You can’t talk about Lisbon without talking about the tiles on so many of the buildings, patterned in the Moorish style (geometric), or in far more European styles with murals, or hybrid picture patterns. Those are the distinct types:. Moorish or Islamic influenced tiles don’t have pictures per se, just pattern, hybrid have recognisable pictures of flowers or birds, but just form repeats (like wall paper), and murals are just pictures made from tiles.



I commented to Amanda that were someone from Portugal to come to the City of London they would recognise the building types but maybe believe them to be unfinished because they haven’t been tiled.
If buildings aren’t tiles they are frequently painted in rich pastel colours, the Presidential Palace is pink (and referring to the video, we know the president wasn’t in because his flag wasn’t flying). We should also say that this tiling isn’t just the grand houses or places of commerce, it’s the tenements, road side walls, tunnels , almost any and all spaces have tiles of one sort or another. Where they are in a good state of repair and the pattern is complete they are spectacular.







Generally we liked Lisbon, the expo 98 site outside of the old city (like London’s Docklands) http://en.wikipedia.org/wiki/Expo_'98 was a stark contrast; a juxtaposition of the new and the old Lisbons (and we don’t use words like juxtaposition unless we mean it). The new Lisbon like Docklands nods to the old city but stands alone, in terms of architecture and stature.
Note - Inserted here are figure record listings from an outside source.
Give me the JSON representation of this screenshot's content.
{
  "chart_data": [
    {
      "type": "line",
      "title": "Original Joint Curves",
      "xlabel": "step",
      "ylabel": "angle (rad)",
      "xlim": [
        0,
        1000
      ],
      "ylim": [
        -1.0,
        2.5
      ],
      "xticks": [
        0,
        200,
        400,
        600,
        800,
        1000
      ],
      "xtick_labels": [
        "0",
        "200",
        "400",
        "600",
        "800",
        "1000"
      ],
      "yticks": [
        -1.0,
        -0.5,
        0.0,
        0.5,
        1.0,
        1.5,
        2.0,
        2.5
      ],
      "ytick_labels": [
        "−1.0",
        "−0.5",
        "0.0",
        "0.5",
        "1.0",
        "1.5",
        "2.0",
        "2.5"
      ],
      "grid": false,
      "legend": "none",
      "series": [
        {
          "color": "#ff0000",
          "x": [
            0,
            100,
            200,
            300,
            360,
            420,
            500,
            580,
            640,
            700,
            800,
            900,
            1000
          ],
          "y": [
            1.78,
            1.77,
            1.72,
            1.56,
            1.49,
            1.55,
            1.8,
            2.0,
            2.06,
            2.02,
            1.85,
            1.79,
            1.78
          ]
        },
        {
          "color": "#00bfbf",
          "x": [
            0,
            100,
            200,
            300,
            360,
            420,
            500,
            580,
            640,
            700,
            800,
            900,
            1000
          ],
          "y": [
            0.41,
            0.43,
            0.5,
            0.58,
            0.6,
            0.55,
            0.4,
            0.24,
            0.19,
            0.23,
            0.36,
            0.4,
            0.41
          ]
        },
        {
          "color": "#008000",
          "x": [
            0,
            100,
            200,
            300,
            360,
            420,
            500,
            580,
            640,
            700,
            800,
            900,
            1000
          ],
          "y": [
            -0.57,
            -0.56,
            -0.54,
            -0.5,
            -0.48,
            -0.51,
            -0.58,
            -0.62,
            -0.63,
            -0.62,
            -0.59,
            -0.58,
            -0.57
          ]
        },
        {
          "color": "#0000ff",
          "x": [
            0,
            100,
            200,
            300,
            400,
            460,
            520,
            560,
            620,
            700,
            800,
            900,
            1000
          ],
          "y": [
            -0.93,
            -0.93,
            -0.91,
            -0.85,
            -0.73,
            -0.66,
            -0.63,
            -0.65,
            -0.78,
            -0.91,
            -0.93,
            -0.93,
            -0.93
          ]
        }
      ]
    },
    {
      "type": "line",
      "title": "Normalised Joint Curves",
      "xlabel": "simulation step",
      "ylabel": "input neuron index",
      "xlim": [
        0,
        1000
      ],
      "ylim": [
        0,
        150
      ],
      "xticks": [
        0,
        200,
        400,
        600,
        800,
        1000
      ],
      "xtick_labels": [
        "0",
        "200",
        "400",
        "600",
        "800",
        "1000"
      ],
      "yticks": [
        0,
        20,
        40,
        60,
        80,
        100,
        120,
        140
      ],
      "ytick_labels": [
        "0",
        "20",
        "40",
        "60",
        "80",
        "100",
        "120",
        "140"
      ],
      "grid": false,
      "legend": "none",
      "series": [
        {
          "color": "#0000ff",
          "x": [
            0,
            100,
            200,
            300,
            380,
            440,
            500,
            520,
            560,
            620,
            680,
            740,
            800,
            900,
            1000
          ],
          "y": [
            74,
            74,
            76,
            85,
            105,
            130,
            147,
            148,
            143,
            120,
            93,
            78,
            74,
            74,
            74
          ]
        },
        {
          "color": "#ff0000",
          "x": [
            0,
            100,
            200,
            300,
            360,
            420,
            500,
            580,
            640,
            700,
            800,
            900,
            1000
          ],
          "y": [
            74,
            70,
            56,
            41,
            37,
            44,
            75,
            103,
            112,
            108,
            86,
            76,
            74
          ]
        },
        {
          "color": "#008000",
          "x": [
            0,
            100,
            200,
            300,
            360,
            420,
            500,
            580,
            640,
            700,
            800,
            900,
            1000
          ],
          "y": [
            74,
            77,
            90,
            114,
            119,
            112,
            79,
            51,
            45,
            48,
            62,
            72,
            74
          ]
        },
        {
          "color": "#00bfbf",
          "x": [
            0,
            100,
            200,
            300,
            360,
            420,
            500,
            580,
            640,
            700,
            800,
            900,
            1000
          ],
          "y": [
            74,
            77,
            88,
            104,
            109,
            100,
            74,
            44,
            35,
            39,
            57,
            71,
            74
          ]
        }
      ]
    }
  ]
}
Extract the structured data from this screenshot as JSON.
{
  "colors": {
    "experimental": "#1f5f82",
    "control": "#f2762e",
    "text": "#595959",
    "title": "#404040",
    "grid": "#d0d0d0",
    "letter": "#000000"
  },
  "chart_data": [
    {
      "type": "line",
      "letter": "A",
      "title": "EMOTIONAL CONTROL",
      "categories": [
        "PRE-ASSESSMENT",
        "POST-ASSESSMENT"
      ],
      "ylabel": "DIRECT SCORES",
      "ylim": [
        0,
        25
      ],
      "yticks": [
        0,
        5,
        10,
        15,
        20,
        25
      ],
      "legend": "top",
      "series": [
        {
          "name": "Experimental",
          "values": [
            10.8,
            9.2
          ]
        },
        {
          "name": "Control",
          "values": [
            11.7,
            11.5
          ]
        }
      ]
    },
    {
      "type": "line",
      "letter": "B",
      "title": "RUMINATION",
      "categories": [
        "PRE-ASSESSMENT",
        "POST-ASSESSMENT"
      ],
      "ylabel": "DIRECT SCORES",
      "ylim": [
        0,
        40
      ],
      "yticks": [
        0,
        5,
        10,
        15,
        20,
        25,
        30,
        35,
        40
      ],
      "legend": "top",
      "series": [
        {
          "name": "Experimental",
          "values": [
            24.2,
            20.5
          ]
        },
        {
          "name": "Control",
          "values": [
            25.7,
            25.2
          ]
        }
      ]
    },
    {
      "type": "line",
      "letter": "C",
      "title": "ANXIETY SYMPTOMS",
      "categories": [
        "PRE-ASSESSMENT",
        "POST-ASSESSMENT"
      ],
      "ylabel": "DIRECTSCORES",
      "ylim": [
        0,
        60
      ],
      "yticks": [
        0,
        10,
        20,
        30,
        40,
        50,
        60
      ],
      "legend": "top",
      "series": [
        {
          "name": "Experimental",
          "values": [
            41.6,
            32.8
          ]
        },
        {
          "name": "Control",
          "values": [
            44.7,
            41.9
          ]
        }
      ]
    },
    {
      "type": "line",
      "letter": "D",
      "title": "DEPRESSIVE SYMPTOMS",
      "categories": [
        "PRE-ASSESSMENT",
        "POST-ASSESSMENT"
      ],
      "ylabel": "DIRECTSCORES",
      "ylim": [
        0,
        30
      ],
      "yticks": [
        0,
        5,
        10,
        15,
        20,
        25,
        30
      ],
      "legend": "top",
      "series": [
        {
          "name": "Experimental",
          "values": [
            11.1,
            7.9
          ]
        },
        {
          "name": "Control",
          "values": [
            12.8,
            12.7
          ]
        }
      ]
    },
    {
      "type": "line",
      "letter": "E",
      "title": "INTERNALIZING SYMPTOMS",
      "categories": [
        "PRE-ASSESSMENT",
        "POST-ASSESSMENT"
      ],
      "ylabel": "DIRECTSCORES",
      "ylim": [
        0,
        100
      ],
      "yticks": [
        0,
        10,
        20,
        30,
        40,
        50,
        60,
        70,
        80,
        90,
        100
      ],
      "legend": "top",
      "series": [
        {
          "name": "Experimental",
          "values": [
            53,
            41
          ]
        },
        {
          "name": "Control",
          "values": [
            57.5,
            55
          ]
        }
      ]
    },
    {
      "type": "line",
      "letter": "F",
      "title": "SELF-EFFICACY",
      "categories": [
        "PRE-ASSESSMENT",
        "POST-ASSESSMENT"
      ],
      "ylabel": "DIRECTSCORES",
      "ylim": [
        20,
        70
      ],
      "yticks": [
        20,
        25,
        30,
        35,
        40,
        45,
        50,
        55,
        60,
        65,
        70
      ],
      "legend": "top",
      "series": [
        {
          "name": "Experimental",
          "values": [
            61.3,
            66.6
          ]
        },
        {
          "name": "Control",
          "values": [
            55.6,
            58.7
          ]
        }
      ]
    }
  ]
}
Tall buildings, glass curtain walls, odd geometry, gravity defying structures like the Pavillion of Portugal, designed to look like a sheet of paper resting between two bricks (and currently an umbrella to a 20ft tall fibre glass Tyrannosaurus Rex).


Giant Cubist Nob Sculpture

Tile Wall Oceanarium
The Central Station of Expo98
The train Station, the Spinnaker like building at one end of the citys cable car ride, the twin towers with their Carvel Lateen sail shapes, and old tower from a refinery that stood on the site previously, and all those names we are now familiar with for all the wrong reasons ... the banks and their Bang without Boom lending.


Brick Supporting Paper and Tyrannosaurus 
Super Heroes Mural DC and Marvel Universe

For me it was an interesting mix, a microcosm of the cityscape I am so familiar with London; by a River, the seat of Government, home of museums and culture, a gateway to the world from the distant past to the emerging future. A bustle of buses, cars and trams, and trains and ships and people all viewed in one mind expanding eyeful. In some ways I was also reminded of the Liffey in Dublin, the city stretches to the gates of the Irish Sea. London is inland, protected from the ferocity of the North Sea, Lisbon looks out everyday onto the Atlantic. Between it and Ocean City Maryland in the United States (if I read my maps right), lies the specs of the Azores and lots of open water, when the wind moves the Atlantic Lisbon feels it. It deserves more than two days, and maybe we’ll come back one day. Given its position, close to resorts and inconsideration of its antiquity and once might, I would put Lisbon way up the list on your must sees. There are grubby bits, but aren’t there everywhere, those bits just waiting for the eye and imagination to take them into the future. Portugal isn’t really in the Algarve, be under no illusion, it’s in Lisbon.